Na visão de Omar, desde a Constituição de 1988, muita coisa mudou no cenário nacional e a demarcação das terras indígenas não significa que não se pode abrir para exploração das riquezas.
“Temos que regulamentar e temos que acabar com esse negócio desse fundamentalismo de que a Amazônia não pode ser explorada sustentavelmente. Você tem crédito de carbono, tem uma série de coisas que precisam acontecer, porque a população não pode sofrer e padecer por pessoas que não defendem os interesses nacionais. Se os interesses nacionais estivessem sendo defendidos nesse momento nós não éramos dependentes de fertilizantes, estaríamos extraindo mais petróleo”, concluiu.
Valério focará na ZFM e BR-319
O senador Plínio Valério, que passou a ser líder do PSDB no Senado, nesse sábado, também diz que o fato de Alcolumbre ser do Amapá, pode contribuir para furar a barreira da pauta ambiental, no sentido de defender a exploração de petróleo e das riquezas naturais dos Estados amazônicos.

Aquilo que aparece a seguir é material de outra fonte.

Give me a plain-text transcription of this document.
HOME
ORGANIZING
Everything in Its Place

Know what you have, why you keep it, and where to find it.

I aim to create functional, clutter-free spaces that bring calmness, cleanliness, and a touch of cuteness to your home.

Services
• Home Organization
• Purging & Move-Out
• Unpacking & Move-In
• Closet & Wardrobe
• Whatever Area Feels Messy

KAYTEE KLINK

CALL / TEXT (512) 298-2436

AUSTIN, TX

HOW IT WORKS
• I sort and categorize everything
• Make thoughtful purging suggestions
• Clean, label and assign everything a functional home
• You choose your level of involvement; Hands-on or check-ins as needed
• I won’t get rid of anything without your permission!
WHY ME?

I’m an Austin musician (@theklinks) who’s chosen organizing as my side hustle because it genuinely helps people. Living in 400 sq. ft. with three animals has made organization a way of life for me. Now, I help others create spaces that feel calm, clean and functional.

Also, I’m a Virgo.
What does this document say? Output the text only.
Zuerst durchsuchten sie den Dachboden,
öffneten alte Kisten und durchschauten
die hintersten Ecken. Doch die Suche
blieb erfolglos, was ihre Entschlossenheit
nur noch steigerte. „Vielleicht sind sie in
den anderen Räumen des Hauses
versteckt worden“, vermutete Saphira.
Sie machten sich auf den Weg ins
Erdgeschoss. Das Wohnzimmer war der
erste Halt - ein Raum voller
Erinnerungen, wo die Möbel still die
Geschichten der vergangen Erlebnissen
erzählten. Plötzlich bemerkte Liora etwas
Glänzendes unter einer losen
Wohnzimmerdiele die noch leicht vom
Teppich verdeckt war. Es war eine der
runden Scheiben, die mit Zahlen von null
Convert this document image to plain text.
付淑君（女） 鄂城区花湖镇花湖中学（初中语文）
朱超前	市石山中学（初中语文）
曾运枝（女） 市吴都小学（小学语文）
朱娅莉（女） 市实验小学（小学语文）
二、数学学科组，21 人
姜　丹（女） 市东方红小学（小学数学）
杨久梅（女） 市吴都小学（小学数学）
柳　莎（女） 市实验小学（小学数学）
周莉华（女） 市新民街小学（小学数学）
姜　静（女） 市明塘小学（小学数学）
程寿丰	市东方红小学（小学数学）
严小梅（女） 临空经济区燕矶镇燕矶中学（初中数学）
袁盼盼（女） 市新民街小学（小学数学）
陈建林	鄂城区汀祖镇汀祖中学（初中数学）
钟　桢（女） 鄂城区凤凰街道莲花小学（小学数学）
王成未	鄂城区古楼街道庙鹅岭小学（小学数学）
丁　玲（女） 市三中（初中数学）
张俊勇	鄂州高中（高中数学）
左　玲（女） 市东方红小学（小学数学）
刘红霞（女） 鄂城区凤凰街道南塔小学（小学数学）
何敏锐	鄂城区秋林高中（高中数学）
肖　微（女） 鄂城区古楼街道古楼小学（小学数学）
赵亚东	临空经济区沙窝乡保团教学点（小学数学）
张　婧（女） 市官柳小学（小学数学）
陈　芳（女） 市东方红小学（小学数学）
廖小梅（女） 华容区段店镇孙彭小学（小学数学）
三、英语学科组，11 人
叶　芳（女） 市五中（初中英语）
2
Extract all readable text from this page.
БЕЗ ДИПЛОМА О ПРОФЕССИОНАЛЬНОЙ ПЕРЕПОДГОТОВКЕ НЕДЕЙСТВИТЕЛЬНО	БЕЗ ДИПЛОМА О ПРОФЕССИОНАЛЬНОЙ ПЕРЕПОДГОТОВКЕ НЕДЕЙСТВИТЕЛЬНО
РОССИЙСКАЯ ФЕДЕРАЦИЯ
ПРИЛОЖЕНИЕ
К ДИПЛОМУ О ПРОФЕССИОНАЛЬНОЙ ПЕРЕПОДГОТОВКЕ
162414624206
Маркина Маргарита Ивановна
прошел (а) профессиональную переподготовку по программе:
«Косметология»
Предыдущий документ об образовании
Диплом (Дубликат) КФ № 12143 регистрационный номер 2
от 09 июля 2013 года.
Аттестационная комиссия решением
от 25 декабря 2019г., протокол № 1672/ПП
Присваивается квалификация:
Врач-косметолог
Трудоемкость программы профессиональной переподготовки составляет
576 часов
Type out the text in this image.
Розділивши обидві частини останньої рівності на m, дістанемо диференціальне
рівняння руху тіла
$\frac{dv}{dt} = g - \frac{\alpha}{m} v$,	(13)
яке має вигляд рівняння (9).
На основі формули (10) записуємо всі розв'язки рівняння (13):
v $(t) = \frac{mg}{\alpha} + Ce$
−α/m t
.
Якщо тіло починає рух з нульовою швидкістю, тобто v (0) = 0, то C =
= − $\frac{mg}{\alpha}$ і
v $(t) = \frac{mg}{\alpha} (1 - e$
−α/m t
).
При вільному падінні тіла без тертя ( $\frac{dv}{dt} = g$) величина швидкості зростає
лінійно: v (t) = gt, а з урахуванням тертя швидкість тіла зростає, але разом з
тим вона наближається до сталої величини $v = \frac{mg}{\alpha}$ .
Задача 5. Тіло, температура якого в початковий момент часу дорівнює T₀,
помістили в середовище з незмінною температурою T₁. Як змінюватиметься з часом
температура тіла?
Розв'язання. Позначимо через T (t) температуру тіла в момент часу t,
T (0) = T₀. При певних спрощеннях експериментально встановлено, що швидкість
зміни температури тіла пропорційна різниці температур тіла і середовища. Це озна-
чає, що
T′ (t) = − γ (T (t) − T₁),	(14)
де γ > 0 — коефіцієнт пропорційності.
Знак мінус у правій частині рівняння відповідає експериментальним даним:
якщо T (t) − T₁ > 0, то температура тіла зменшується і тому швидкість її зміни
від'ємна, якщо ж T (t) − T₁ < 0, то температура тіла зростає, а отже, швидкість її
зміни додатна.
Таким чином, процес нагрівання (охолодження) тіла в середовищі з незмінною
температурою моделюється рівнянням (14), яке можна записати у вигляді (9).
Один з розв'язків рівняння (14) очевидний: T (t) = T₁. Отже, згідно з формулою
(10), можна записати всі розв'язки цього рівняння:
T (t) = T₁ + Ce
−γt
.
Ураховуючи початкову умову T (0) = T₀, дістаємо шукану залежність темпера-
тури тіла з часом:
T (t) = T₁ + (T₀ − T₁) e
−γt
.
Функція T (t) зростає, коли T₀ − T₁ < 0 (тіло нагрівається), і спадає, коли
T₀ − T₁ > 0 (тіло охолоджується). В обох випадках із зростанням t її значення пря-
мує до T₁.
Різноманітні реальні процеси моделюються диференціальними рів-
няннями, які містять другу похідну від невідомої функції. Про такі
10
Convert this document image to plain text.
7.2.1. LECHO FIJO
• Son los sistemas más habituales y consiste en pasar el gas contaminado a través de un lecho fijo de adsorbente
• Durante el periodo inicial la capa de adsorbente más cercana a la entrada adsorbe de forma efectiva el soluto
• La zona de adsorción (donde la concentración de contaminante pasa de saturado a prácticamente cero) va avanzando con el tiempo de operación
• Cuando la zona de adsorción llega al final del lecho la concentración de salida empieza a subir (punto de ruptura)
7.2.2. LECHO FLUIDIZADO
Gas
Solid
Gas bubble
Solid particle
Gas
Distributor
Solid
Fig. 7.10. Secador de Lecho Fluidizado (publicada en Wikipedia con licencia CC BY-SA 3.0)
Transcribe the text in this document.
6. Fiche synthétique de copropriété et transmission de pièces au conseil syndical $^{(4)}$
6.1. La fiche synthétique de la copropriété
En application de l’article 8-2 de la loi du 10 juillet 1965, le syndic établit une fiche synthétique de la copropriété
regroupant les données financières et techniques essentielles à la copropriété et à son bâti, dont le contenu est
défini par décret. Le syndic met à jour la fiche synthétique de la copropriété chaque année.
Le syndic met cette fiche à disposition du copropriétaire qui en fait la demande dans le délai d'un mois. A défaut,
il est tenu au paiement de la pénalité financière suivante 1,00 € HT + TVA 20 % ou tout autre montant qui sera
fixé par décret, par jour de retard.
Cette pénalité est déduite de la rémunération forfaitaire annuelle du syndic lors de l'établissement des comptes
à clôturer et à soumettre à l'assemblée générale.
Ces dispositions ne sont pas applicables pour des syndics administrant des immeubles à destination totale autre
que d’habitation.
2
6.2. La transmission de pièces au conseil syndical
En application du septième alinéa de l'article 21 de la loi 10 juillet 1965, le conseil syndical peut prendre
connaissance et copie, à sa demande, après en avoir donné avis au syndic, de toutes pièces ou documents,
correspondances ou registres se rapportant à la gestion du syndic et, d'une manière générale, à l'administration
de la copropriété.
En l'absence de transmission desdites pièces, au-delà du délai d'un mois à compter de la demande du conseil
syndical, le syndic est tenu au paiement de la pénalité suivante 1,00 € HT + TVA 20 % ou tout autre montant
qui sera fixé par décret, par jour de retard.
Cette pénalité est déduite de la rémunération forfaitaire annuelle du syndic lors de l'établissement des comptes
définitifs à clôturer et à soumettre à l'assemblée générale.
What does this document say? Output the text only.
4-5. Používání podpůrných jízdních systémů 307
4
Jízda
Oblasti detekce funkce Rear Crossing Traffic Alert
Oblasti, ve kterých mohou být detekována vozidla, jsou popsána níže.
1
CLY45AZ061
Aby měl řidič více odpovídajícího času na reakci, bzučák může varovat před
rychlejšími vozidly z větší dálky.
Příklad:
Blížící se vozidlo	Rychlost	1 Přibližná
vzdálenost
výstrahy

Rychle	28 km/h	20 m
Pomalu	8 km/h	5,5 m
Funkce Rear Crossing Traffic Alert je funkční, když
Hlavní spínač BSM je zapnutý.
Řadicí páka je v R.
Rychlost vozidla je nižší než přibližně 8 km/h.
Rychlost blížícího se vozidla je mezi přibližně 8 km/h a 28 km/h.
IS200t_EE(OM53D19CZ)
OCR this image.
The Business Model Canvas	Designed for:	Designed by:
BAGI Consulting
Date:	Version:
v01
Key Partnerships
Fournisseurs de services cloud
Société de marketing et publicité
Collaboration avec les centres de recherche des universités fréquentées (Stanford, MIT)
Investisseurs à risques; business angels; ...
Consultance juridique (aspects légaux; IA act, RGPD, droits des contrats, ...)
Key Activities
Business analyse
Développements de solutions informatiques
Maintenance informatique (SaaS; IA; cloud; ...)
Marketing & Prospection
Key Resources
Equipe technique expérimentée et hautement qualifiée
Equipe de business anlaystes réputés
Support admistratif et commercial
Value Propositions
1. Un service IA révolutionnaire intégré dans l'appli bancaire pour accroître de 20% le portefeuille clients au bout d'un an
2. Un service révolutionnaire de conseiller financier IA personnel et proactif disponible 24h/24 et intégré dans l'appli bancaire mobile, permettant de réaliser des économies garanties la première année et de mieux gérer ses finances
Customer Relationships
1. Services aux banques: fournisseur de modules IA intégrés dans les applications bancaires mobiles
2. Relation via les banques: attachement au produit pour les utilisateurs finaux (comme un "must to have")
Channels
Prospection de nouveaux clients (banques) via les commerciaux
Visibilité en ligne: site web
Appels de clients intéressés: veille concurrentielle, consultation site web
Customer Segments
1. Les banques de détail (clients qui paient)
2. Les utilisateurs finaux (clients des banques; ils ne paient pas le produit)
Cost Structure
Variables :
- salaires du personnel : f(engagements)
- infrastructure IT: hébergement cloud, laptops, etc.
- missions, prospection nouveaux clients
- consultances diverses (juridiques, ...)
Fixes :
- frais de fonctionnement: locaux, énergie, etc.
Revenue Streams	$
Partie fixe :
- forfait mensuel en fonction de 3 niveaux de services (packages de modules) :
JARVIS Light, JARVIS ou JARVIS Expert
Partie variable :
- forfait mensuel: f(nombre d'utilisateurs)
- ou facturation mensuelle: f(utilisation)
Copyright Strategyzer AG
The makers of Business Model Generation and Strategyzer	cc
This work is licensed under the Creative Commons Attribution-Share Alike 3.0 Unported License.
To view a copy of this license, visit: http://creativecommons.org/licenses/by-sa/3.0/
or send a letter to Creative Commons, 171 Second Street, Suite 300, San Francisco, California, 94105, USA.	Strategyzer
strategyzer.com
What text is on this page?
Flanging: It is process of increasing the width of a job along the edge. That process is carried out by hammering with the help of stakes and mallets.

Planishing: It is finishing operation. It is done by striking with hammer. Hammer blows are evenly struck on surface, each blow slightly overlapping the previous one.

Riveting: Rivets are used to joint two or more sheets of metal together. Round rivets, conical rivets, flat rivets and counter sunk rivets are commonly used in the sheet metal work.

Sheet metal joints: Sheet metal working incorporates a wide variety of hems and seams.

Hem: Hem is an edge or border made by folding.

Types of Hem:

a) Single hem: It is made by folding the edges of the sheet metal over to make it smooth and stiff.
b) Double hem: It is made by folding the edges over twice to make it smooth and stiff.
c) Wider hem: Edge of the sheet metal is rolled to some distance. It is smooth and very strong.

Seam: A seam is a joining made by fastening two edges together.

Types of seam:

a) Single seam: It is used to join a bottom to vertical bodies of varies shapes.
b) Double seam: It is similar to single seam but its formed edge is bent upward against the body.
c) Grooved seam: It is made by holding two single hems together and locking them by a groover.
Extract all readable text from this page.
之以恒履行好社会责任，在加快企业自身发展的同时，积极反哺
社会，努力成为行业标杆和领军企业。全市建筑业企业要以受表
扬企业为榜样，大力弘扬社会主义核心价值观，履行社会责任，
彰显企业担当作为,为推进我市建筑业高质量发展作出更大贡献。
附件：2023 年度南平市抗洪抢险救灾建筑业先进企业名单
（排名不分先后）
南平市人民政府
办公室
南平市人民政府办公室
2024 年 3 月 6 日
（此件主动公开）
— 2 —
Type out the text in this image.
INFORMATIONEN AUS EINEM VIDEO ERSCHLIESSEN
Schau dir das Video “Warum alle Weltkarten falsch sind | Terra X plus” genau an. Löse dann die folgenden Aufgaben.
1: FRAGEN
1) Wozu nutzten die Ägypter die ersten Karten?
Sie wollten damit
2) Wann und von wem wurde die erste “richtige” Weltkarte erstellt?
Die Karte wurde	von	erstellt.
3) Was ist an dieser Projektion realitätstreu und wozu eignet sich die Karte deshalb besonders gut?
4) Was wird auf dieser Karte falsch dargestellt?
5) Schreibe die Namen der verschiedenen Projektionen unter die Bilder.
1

Para o Amazonas, o tucano disse que o interesse será as questões que envolvem a Zona Franca de Manaus (ZFM) e o asfaltamento da BR-319. Ele prefere também tocar a pauta nacional, como a proposta que fixa mandato para ministros do Supremo Tribunal Federal (STF).

Depois de elogiar Alcolumbre, Valério não quis declarar voto no senador amapaense. “Mas vai ser a primeira vez que eu vou votar secreto, porque eu não vou revelar meu voto”.
Wilson Lima define pautas prioritárias
O governador Wilson Lima, que esteve nos últimos dias em Brasília participando das reuniões de seu partido, o União Brasil, também prestigiou a eleição da Mesa Diretora do Senado. Ele disse que há questões sensíveis ao Estado do Amazonas, como na área de infraestrutura, sobretudo a BR-319, os temas ambientais relacionadas à 30ª Conferência sobre Mudança do Clima (COP 30) e os demais projetos que regulamentam a Eeforma Tributária.
“A Reforma Tributária, as questões relacionadas à COP30, principalmente a questão da Lei do Crédito de Carbono, e de outras alterações que eventualmente precisarão ser feitas. Nós estamos vigilantes a todas as decisões que serão tomadas com relação à questão ambiental e o desenvolvimento sustentável”, disse o governador.
Levado ao plenário do Senado por Omar Aziz, Lima foi perguntado se essa aproximação seria sinal de aliança para as eleições de 2026, negou qualquer possibilidade de união e disse que a eleição ainda está longe.
“O senador Omar Aziz e o senador Braga pertencem a outro grupo político, não pertencem ao mesmo grupo político que eu. Tenho uma boa relação política, converso com o senador Omar, que é o presidente da bancada, mas meu alinhamento político é outro, todo mundo sabe disso”, enfatizou Lima, que se alinha ao ex-presidente Bolsonaro.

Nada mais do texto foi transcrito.